Cuando pensamos en un niño, generalmente, lo primero que se nos viene a la cabeza es la alegría, lo auténtico, la ausencia de responsabilidades, la despreocupación, la felicidad… ¿Es esto real?. No.

Desgraciadamente hay muchos niños con ansiedad. Desde el nacimiento, el niño se enfrenta a innumerables estímulos que le provocan placer o dolor. Se tiene que adaptar a diferentes situaciones y personas. En las primeras etapas del desarrollo, el niño está centrado en el adentro, en sus necesidades. A partir de los 2-3 años, empiezan a centrarse en el afuera, en lo que se espera de ellos.

Los niños, tienen la capacidad de asimilar TODO lo que está ocurriendo en el ambiente. Cuando digo TODO, me refiero a aquello que no se dice.

¿Qué síntomas tienen los niños con ansiedad?

  1. Nerviosismo, alteraciones en el ritmo cardíaco, mareos, dificultad respiratoria.
  2. Angustia: Suelen identificarla como «dolor de tripa»
  3. Pensamientos negativos: aparecen miedos, pensamientos de indefensión, imaginaciones negativas.
  4. Baja autoestima: sienten que no son capaces de asimilar lo que está pasando. A veces no saben qué les ocurre. Empiezan a tener una visión de sí mismos como incapaces.
  5. Cambios en la alimentación: Pueden pasar de no querer comer nada a los típicos atracones.
  6. Excesiva sensibilidad: Pueden llorar mas, o estar mas agresivos, todo les molesta.
  7. Aislamiento: No quieren relacionarse, prefieren estar en casa en soledad.
  8. Movimientos o tics nerviosos: son las llamadas «ecolalias«. El niño libera el nerviosismo a través de movimientos repetitivos.

¿Cómo podemos ayudarles?

Lo primero, acudir a un profesional para que identifique la raíz del problema. Debajo de la situación que haya provocado la ansiedad, siempre, están los padres. Hay que trabajar conjuntamente con la familia para delimitar el problema y desarrollar un plan de tratamiento.

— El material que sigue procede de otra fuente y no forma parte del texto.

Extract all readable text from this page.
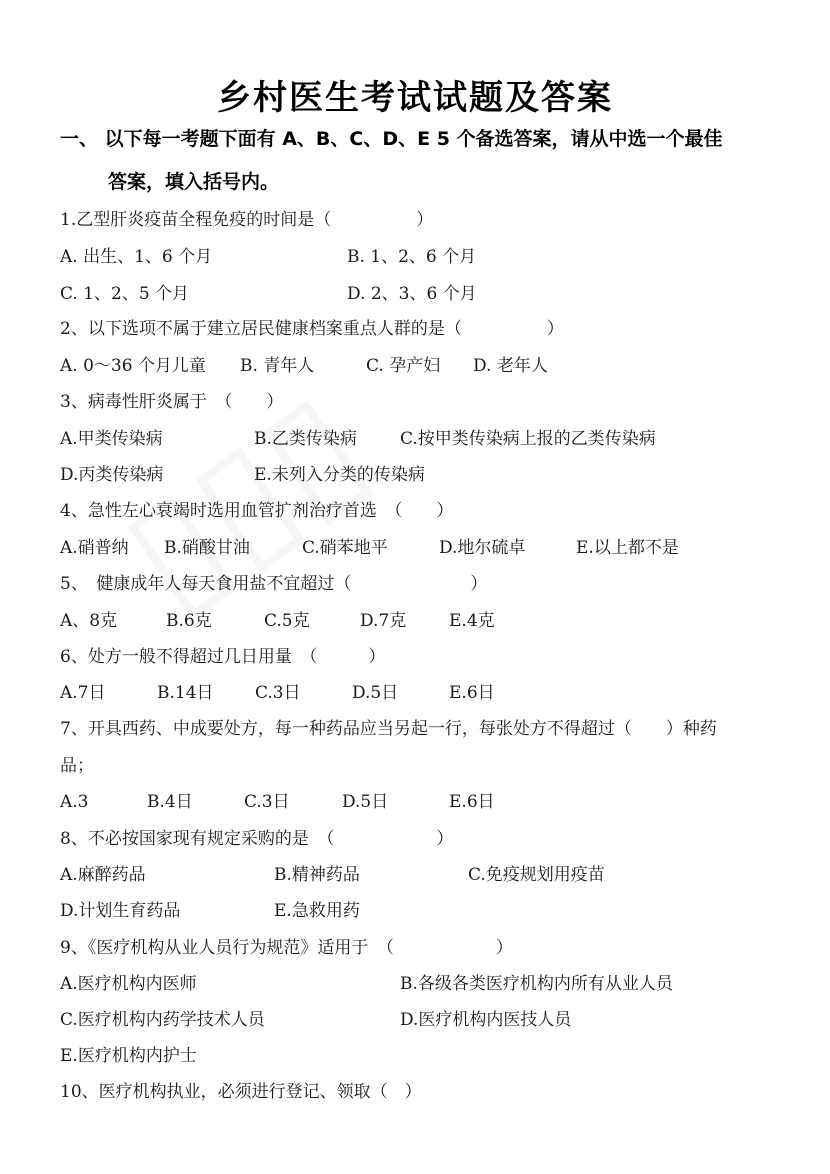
乡村医生考试试题及答案
一、 以下每一考题下面有 A、B、C、D、E 5 个备选答案，请从中选一个最佳
答案，填入括号内。
1.乙型肝炎疫苗全程免疫的时间是（　　　　　）
A. 出生、1、6 个月	B. 1、2、6 个月
C. 1、2、5 个月	D. 2、3、6 个月
2、以下选项不属于建立居民健康档案重点人群的是（　　　　　）
A. 0～36 个月儿童 B. 青年人	C. 孕产妇 D. 老年人
3、病毒性肝炎属于　（　　）
A.甲类传染病	B.乙类传染病	C.按甲类传染病上报的乙类传染病
D.丙类传染病	E.未列入分类的传染病
4、急性左心衰竭时选用血管扩剂治疗首选　（　　）
A.硝普纳 B.硝酸甘油	C.硝苯地平	D.地尔硫卓	E.以上都不是
5、　健康成年人每天食用盐不宜超过（　　　　　　　）
A、8克	B.6克	C.5克	D.7克	E.4克
6、处方一般不得超过几日用量　（　　　）
A.7日	B.14日 C.3日	D.5日	E.6日
7、开具西药、中成要处方，每一种药品应当另起一行，每张处方不得超过（　　）种药
品；
A.3	B.4日	C.3日	D.5日	E.6日
8、不必按国家现有规定采购的是　（　　　　　　）
A.麻醉药品	B.精神药品	C.免疫规划用疫苗
D.计划生育药品	E.急救用药
9、《医疗机构从业人员行为规范》适用于　（　　　　　　）
A.医疗机构内医师	B.各级各类医疗机构内所有从业人员
C.医疗机构内药学技术人员	D.医疗机构内医技人员
E.医疗机构内护士
10、医疗机构执业，必须进行登记、领取（　）
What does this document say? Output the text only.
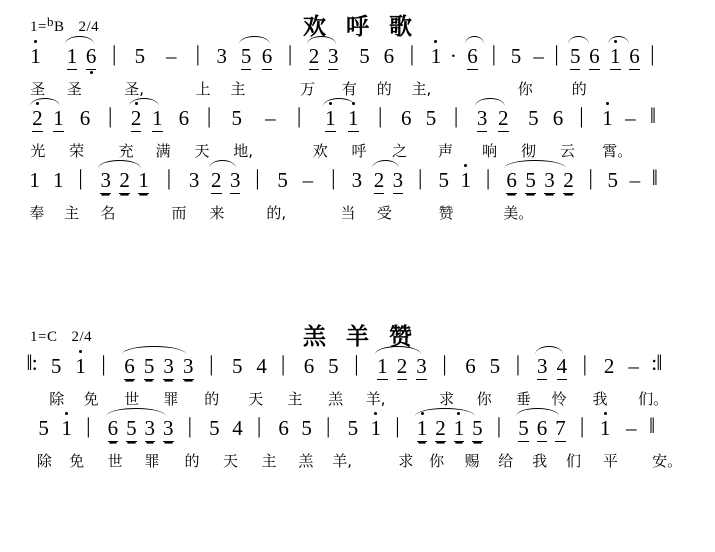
1=bB 2/4	欢 呼 歌
1 1 6 | 5 – | 3 5 6 | 2 3 5 6 | 1 · 6 | 5 – | 5 6 1 6 |
圣 圣	圣,	上 主	万 有 的 主,	你	的
2 1 6 | 2 1 6 | 5 – | 1 1 | 6 5 | 3 2 5 6 | 1 – ‖
光 荣 充 满 天 地,	欢 呼 之 声 响 彻 云 霄。
1 1 | 3 2 1 | 3 2 3 | 5 – | 3 2 3 | 5 1 | 6 5 3 2 | 5 – ‖
奉 主 名	而 来	的,	当 受	赞	美。
1=C 2/4	羔 羊 赞
‖: 5 1 | 6 5 3 3 | 5 4 | 6 5 | 1 2 3 | 6 5 | 3 4 | 2 – :‖
除 免 世 罪 的 天 主 羔 羊,	求 你 垂 怜 我 们。
5 1 | 6 5 3 3 | 5 4 | 6 5 | 5 1 | 1 2 1 5 | 5 6 7 | 1 – ‖
除 免 世 罪 的 天 主 羔 羊,	求 你 赐 给 我 们 平 安。
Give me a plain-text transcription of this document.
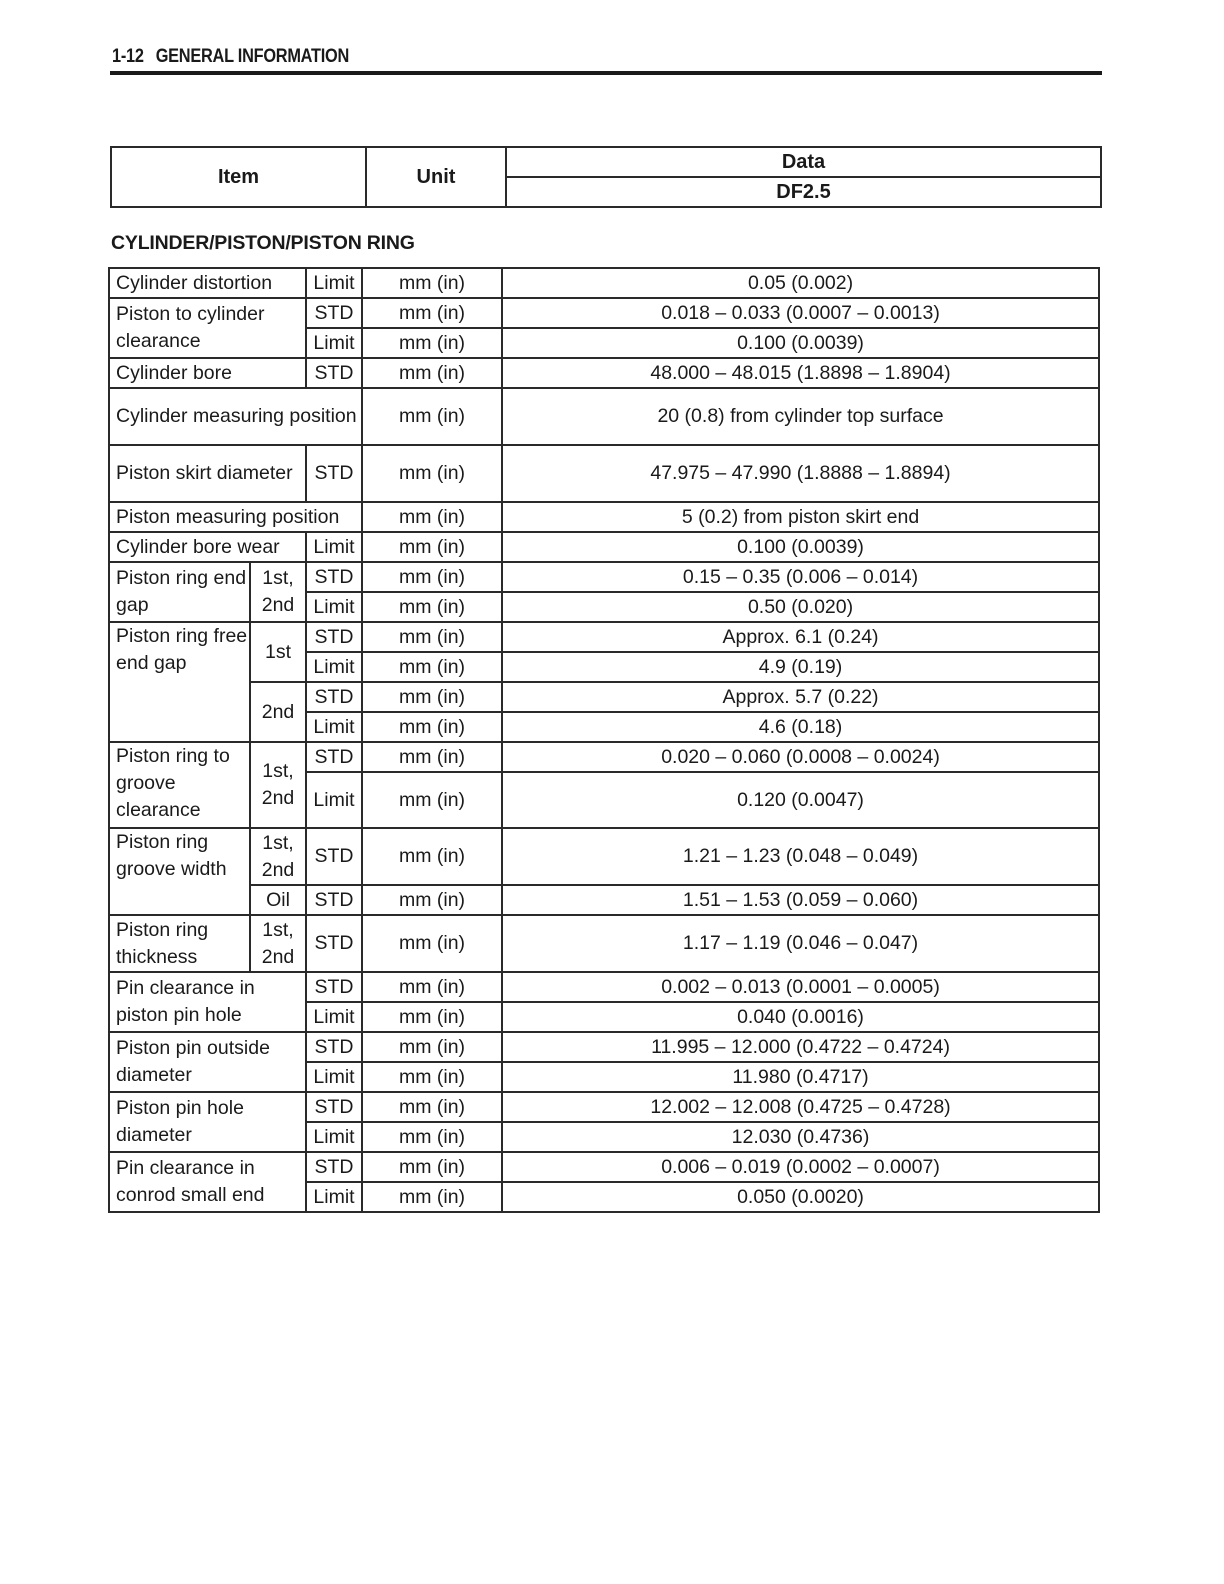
1-12 GENERAL INFORMATION
Item	Unit	Data
DF2.5
CYLINDER/PISTON/PISTON RING
Cylinder distortion		Limit	mm (in)	0.05 (0.002)
Piston to cylinder clearance		STD	mm (in)	0.018 – 0.033 (0.0007 – 0.0013)
		Limit	mm (in)	0.100 (0.0039)
Cylinder bore		STD	mm (in)	48.000 – 48.015 (1.8898 – 1.8904)
Cylinder measuring position			mm (in)	20 (0.8) from cylinder top surface
Piston skirt diameter		STD	mm (in)	47.975 – 47.990 (1.8888 – 1.8894)
Piston measuring position			mm (in)	5 (0.2) from piston skirt end
Cylinder bore wear		Limit	mm (in)	0.100 (0.0039)
Piston ring end gap	1st, 2nd	STD	mm (in)	0.15 – 0.35 (0.006 – 0.014)
		Limit	mm (in)	0.50 (0.020)
Piston ring free end gap	1st	STD	mm (in)	Approx. 6.1 (0.24)
		Limit	mm (in)	4.9 (0.19)
	2nd	STD	mm (in)	Approx. 5.7 (0.22)
		Limit	mm (in)	4.6 (0.18)
Piston ring to groove clearance	1st, 2nd	STD	mm (in)	0.020 – 0.060 (0.0008 – 0.0024)
		Limit	mm (in)	0.120 (0.0047)
Piston ring groove width	1st, 2nd	STD	mm (in)	1.21 – 1.23 (0.048 – 0.049)
	Oil	STD	mm (in)	1.51 – 1.53 (0.059 – 0.060)
Piston ring thickness	1st, 2nd	STD	mm (in)	1.17 – 1.19 (0.046 – 0.047)
Pin clearance in piston pin hole		STD	mm (in)	0.002 – 0.013 (0.0001 – 0.0005)
		Limit	mm (in)	0.040 (0.0016)
Piston pin outside diameter		STD	mm (in)	11.995 – 12.000 (0.4722 – 0.4724)
		Limit	mm (in)	11.980 (0.4717)
Piston pin hole diameter		STD	mm (in)	12.002 – 12.008 (0.4725 – 0.4728)
		Limit	mm (in)	12.030 (0.4736)
Pin clearance in conrod small end		STD	mm (in)	0.006 – 0.019 (0.0002 – 0.0007)
		Limit	mm (in)	0.050 (0.0020)
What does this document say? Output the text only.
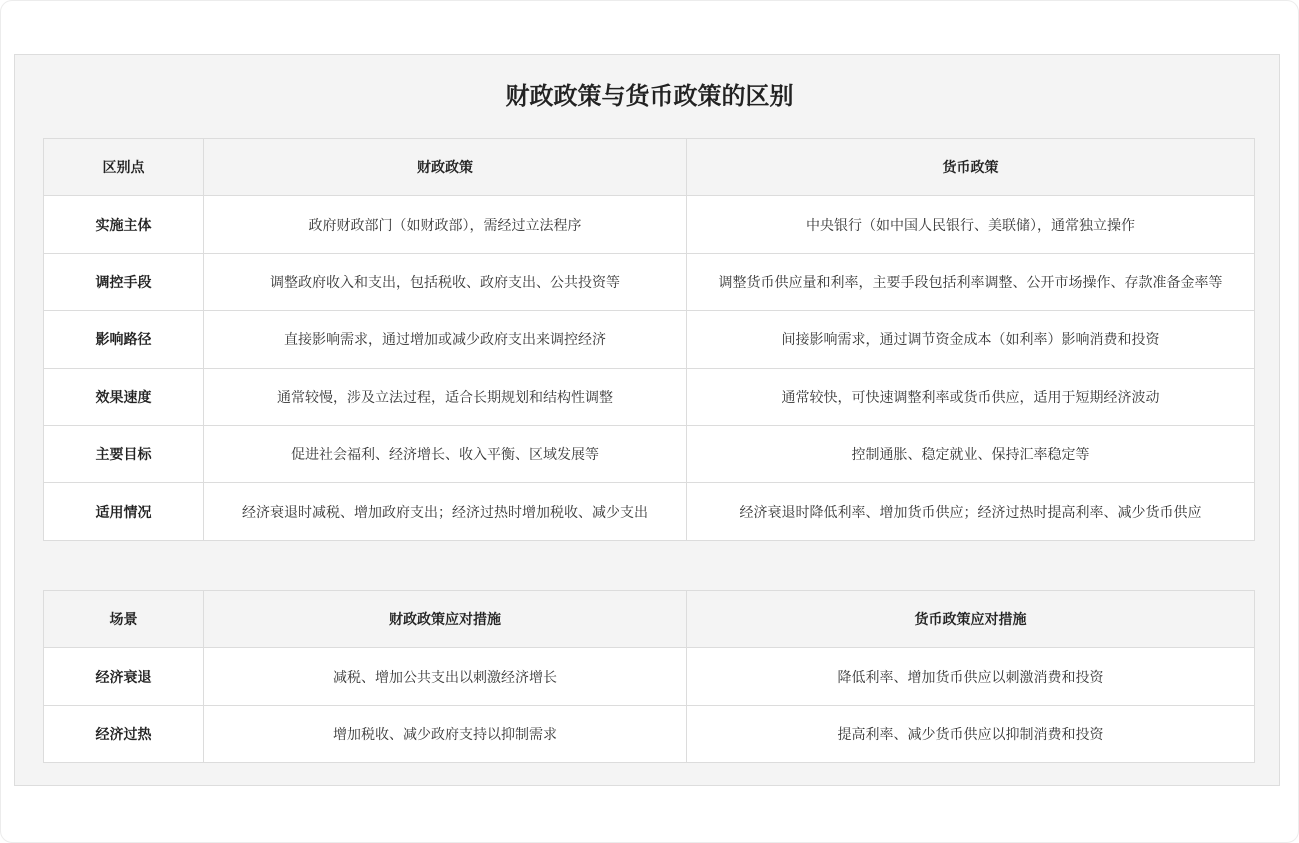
财政政策与货币政策的区别
区别点	财政政策	货币政策
实施主体	政府财政部门（如财政部），需经过立法程序	中央银行（如中国人民银行、美联储），通常独立操作
调控手段	调整政府收入和支出，包括税收、政府支出、公共投资等	调整货币供应量和利率，主要手段包括利率调整、公开市场操作、存款准备金率等
影响路径	直接影响需求，通过增加或减少政府支出来调控经济	间接影响需求，通过调节资金成本（如利率）影响消费和投资
效果速度	通常较慢，涉及立法过程，适合长期规划和结构性调整	通常较快，可快速调整利率或货币供应，适用于短期经济波动
主要目标	促进社会福利、经济增长、收入平衡、区域发展等	控制通胀、稳定就业、保持汇率稳定等
适用情况	经济衰退时减税、增加政府支出；经济过热时增加税收、减少支出	经济衰退时降低利率、增加货币供应；经济过热时提高利率、减少货币供应
场景	财政政策应对措施	货币政策应对措施
经济衰退	减税、增加公共支出以刺激经济增长	降低利率、增加货币供应以刺激消费和投资
经济过热	增加税收、减少政府支持以抑制需求	提高利率、减少货币供应以抑制消费和投资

Consejos para ayudarles a no padecer ansiedad

  1. Tener un rato todos los días para hablar de cómo ha sido el día y cómo se han sentido.
  2. Identificar emociones: ayudarles a entender que las emociones son pasajeras y que dependen de lo que pensamos.
  3. Ayudar a «sacar los pensamientos negativos»: hacer una caja de preocupaciones. Escribir en un papel lo que me preocupa, leerlo y meterlo en la caja. Ponerla en algún lugar de la habitación. Cuando ya no nos preocupe el asunto o no nos acordemos de ello, sacar el papel de la caja. Es una buena fórmula para que ellos se den cuenta de que las preocupaciones se pueden sacar afuera de nuestra cabeza. ¡Nosotros podemos controlar lo que pensamos!.
  4. Enseñarles a respirar con la tripa: al acostarse, hacer con ellos unas respiraciones profundas, poniendo la atención en cómo pasa el aire por nuestro cuerpo y cómo se hincha la barriga como un globo.
  5. Llevar la atención al presente: Escuchar los sonidos de mi cuerpo para conectar con lo que está ocurriendo aquí y ahora. Esto les ayuda a poder estar en este momento y no perder el tiempo con el pasado ni con la angustia del fututo y sobre todo…

MOSTRADLES CADA DÍA QUE LES AMÁIS TAL Y COMO SON POR LO QUE SON Y NO POR LO QUE HACEN: Da igual cómo sean. El mensaje debe ser: te amo y te acepto tal y como eres.